Crackdown on free speech would stop campaigns such as Last Drinks, Stop the Sell Off
A Bill being considered by the NSW parliament today would prevent unions running properly resourced, cross-movement campaigns on issues such as alcohol-fuelled violence or energy privatisation in the lead up to an election.
Under proposed laws expected to be rammed through parliament today, so called ‘third party' campaigners will be restricted from ‘acting in concert’ in the six months prior to an election. This would effectively outlaw joint union and community campaigns that spend more than $500,000.

Stop the Sell-Off, which involved multiple unions in a campaign against electricity privatisation at the 2015 state election, would be illegal.

And Last Drinks, a joint initiative on behalf of health, hospital and emergency service workers fed up with alcohol-fuelled violence would also be illegal if it were running today and seeking to advertise before an election.

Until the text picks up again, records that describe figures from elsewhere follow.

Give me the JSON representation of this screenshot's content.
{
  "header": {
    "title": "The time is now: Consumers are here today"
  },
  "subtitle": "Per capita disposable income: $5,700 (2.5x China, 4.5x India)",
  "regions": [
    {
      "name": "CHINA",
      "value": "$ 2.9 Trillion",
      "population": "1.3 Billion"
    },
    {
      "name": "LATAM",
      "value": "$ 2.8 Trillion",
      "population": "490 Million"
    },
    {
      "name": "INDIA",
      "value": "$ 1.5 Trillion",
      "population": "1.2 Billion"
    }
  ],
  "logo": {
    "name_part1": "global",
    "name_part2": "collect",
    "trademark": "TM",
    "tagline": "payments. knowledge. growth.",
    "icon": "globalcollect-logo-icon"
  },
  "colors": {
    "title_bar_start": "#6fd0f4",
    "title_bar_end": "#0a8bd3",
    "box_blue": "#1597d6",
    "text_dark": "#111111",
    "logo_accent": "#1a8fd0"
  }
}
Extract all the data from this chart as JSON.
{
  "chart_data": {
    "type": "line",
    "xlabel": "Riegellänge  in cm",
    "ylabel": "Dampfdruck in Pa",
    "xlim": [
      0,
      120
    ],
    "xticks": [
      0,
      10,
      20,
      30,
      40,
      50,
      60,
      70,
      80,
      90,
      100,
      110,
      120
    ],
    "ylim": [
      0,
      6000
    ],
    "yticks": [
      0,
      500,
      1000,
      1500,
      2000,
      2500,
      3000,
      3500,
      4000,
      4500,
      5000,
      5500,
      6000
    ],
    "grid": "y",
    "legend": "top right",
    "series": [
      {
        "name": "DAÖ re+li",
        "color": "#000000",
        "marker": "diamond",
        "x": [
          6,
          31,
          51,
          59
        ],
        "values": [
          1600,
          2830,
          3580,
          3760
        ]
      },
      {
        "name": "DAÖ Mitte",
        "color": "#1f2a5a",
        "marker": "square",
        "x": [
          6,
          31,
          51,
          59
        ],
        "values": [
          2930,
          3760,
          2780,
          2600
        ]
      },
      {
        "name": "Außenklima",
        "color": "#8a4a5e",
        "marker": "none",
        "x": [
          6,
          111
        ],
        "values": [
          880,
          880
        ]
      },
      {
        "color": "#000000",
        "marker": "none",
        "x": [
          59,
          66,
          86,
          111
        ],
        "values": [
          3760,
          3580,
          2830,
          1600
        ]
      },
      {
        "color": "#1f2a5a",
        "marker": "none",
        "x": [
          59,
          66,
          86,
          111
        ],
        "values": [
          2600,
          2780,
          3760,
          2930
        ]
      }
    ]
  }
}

“These laws will prevent civil society banding together and amplifying its voice against the din of conservative governments and deep pocketed corporates,” said Mark Morey, Secretary of Unions NSW.

“Whether it's health and emergency services workers, or those in the energy sector banding together, joint campaigns will be banned. The Government is effectively asking the people of NSW to believe that conservative governments and their corporate mates always get it right and should be shielded from criticism.

“Trade unions and other civil society and protest organisations have often corrected the wayward course of bad governments. Without strong, well resourced, multifaceted protests we would be stuck with Workchoices. The Green Ban campaigns of the 1970s that saved buildings such as the QVB would not be possible today if they were properly resourced and run in the lead up to an election.

“This is a Government that is afraid of criticism. It needs to drop the paranoia and allow free speech to flourish."

The laws would also more than halve the amount unions, charities, churches and other ‘third parties’ can spend within six months of an election, capping electoral expenditure at $500,000 and making it extremely difficult to run a campaign.

“Working people have always pooled our resources to make sure our voice is heard. We simply don’t have the resources of an AMP or a Commonwealth Bank, or a Malcolm Turnbull for that matter.

“The Liberals want to hold the firehose of government-funded advertising in one hand and the donations of wealthy individuals in the other, while they tie the hands of unions and community organisations.

"This is the political equivalent of match-fixing and anyone with an interest in free speech and robust debate should be concerned."

In 2013, Unions NSW successfully appealed restrictions on political communication in the High Court, which resulted in the government being ordered to pay costs of around $600,000.